Radium Cheung, HKSC, talks to Indiewire about how and why he used a mobile phone to shoot Sean Baker’s new film – and why he doesn’t plan to shoot another film on a phone ever again.
Since meeting on the set of the cult TV show “Greg the Bunny” back in 2006, Radium Cheung, HKSC has collaborated with cinematographer-director Sean Baker on Baker’s 2012 “Starlet” and, most recently, the Sundance breakout hit “Tangerine.” In between, Radium has kept busy working as everything from a gaffer to a camera operator and lighting technician on a series of films and TV shows, including “Margin Call,” “All is Lost” and “The Americans,” for which he shot a handful of episodes.
But while the Hong Kong native shot “Starlet” using a Sony digital camera with anamorphic wide-screen lenses, for “Tangerine,” he and Baker opted to shoot using an iPhone 5s with a special anamorphic adapter for the iPhone developed by Moondog Labs.
While “Starlet” had a bleached look, “Tangerine,” an unconventional buddy pic of sorts involving two transgendered prostitutes in L.A. on Christmas Eve, pops with saturated, bold colors.
Indiewire recently spoke to Radium, the co-cinematographer of “Tangerine” (along with Baker), about how and why he created the film’s cinematic look using an iPhone.
I absolutely loved “Tangerine,” which is such a gorgeous film. I know you shot on an iPhone, but you also treated the film quite heavily in post to give it its unique look. Was that through color correction?

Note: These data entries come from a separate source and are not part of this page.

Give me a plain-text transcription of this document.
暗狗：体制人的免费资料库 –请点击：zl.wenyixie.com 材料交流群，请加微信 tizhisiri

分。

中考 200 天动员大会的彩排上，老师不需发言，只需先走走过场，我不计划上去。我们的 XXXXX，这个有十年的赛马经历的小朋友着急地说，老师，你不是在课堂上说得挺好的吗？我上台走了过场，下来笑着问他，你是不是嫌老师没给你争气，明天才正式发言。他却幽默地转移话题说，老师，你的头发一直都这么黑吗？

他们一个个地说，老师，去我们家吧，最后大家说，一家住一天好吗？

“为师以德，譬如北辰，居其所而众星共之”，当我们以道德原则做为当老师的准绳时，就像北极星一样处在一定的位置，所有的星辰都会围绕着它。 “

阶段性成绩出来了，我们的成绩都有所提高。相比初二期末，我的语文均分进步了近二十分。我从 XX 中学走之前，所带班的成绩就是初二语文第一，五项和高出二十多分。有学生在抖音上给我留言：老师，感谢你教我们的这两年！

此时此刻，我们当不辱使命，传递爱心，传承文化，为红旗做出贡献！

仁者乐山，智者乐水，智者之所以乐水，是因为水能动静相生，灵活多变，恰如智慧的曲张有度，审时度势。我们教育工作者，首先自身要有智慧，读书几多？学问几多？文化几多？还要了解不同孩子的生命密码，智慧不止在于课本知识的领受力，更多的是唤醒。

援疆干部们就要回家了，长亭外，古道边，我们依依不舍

Yes, color correction. We basically did the opposite of what we did on “Starlet.” We drained the color on “Starlet.” On this one, we boosted the colors more, so we went the opposite direction — probably to do with the fact that the whole movie took place in one night on Christmas Eve. There were a lot of these holiday lights that were all around the environment. Sean wanted to boost that more. Taking advantage of that, we made that more pronounced.
In general, you seem to have a preference for natural lighting. Was that the case with “Tangerine” as well?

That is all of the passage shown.